Second, an important concern when using a pharmacological stress test is the risk of hidden ingestion or persistent circulation of products, in particular caffeine, that antagonize the effects of adenosine on its receptors resulting in the absence or reduced stimulation of myocardial hyperaemia. In this situation, the haemodynamic impact of coronary stenosis is underestimated and MPI might be falsely interpreted as normal. MBF quantification could help identify nonresponders to pharmacological stress on SPECT MPI who will not show any change in global MBF values during stress. Third, the addition of the global MFR value measured with Rb PET MPI has been found to have an incremental value over the extent of myocardial ischaemia for predicting the risk of cardiovascular events during follow-up [11, 12]. In a similar way to what has been described with Rb PET, it can be hypothesized that SPECT-based MFR values could help improve the stratification of the cardiovascular risk of patients.

Clinical value of adding regional MBF quantification to SPECT MPI?

The effort to move from relative to absolute regional MBF quantification is motivated by the assumption that flow quantification could provide a more precise and reliable assessment of the haemodynamic impact of coronary stenosis in an approach similar to the measurement of fractional flow reserve (FFR) during invasive coronary angiography. The implementation of absolute stress MBF or MFR for the evaluation of coronary stenosis, however, might face some significant hurdles. First, SPECT-based regional MBF values need to be homogeneous and comparable within the LV to define consistent threshold values for myocardial ischaemia that can apply to all myocardial territories. The technological limitations of SPECT-based quantification of MBF described above might make it difficult to achieve sufficient signal homogeneity for this analysis. Second, several factors other than flow-limiting stenosis of the epicardial coronary arteries can result in a decrease in stress MBF and MFR, including diffuse atherosclerotic disease, cardiac microvascular dysfunction, capillary rarefaction and endothelial dysfunction. Han. et al. [7] found only a moderate correlation between regional MFR quantified noninvasively with dynamic SPECT and FFR values measured invasively. This finding is, however, consistent with previous results obtained using Rb PET [13].

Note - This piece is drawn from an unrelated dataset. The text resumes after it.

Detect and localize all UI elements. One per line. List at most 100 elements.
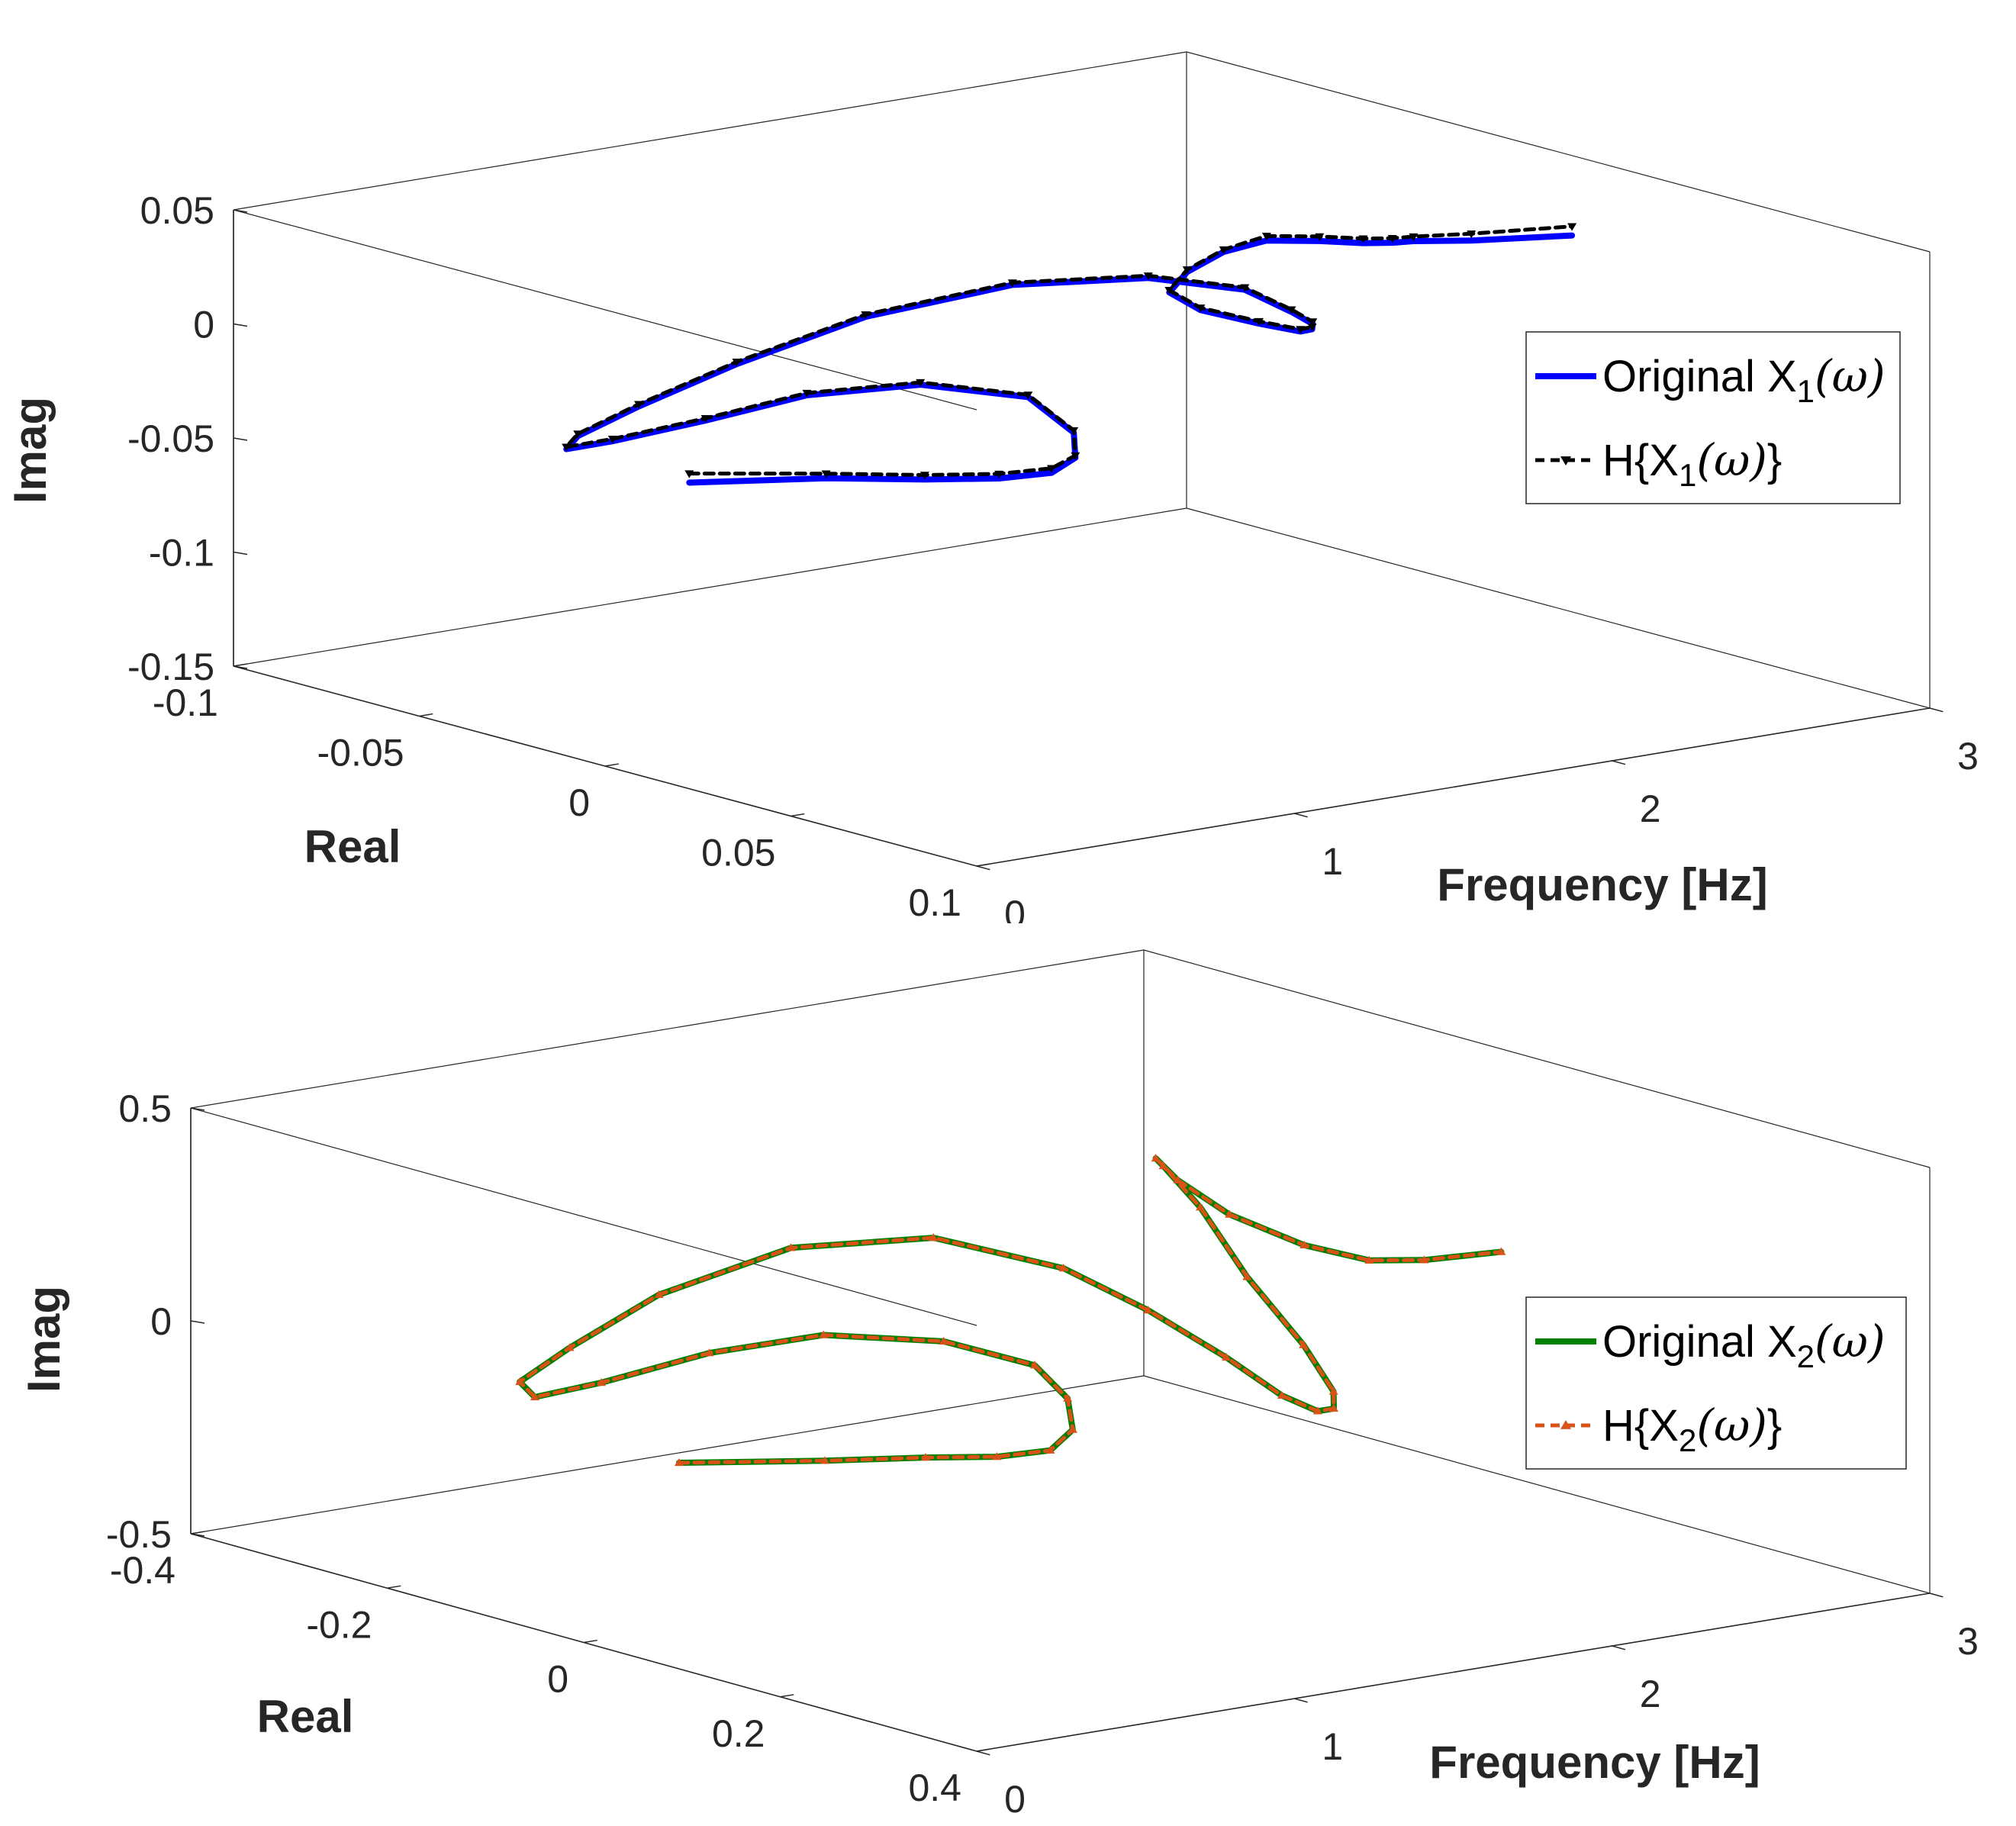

The interpretation of absolute stress MBF is complex. The respective roles of coronary stenosis and microvascular diseases in the reduction of myocardial flow can only be evaluated by analysis of stress MBF values in combination with the results of invasive coronary angiography and FFR measurements [14]. For simplification, it can be assumed that cardiac microvascular diseases predominantly affect global MFR, whereas coronary stenosis mostly causes a regional reduction in MFR. An easy way to correct for the effects of microvascular disease is thus to adjust the regional flow values to the maximal value of stress MBF measured within the LV. This is exactly what is done for semiquantitative interpretation of MPI, but at the cost of losing information on the effects of diffuse CAD and microvascular disease on stress MBF. Han et al. [7] found strong correlations between summed stress scores based on the semiquantitative analysis of MPI and the regional MFR values obtained from dynamic cardiac acquisitions. These results clearly raise the question as to the additional clinical value of regional MFR quantification for the clinical interpretation of MPI.

Conclusion

The study by Han et al. [7] confirms the feasibility of SPECT-based quantification of MBF using dynamic perfusion imaging. The robustness and reproducibility of these measurements need to be confirmed in multicentre studies with larger numbers of patients. MBF measurements with dynamic SPECT protocols might not achieve the accuracy and robustness of PET imaging, but could offer access to estimates of MFR in a larger number of sites and at lower cost. The analysis of global MFR values seems easier to integrate into the clinical interpretation of MPI than regional MFR because of the lower signal homogeneity of SPECT in comparison to PET perfusion images. This additional information, though not perfectly accurate, might help overcome some of the current limitations of SPECT MPI related to the semiquantitative analysis of radiotracer uptake in the myocardium.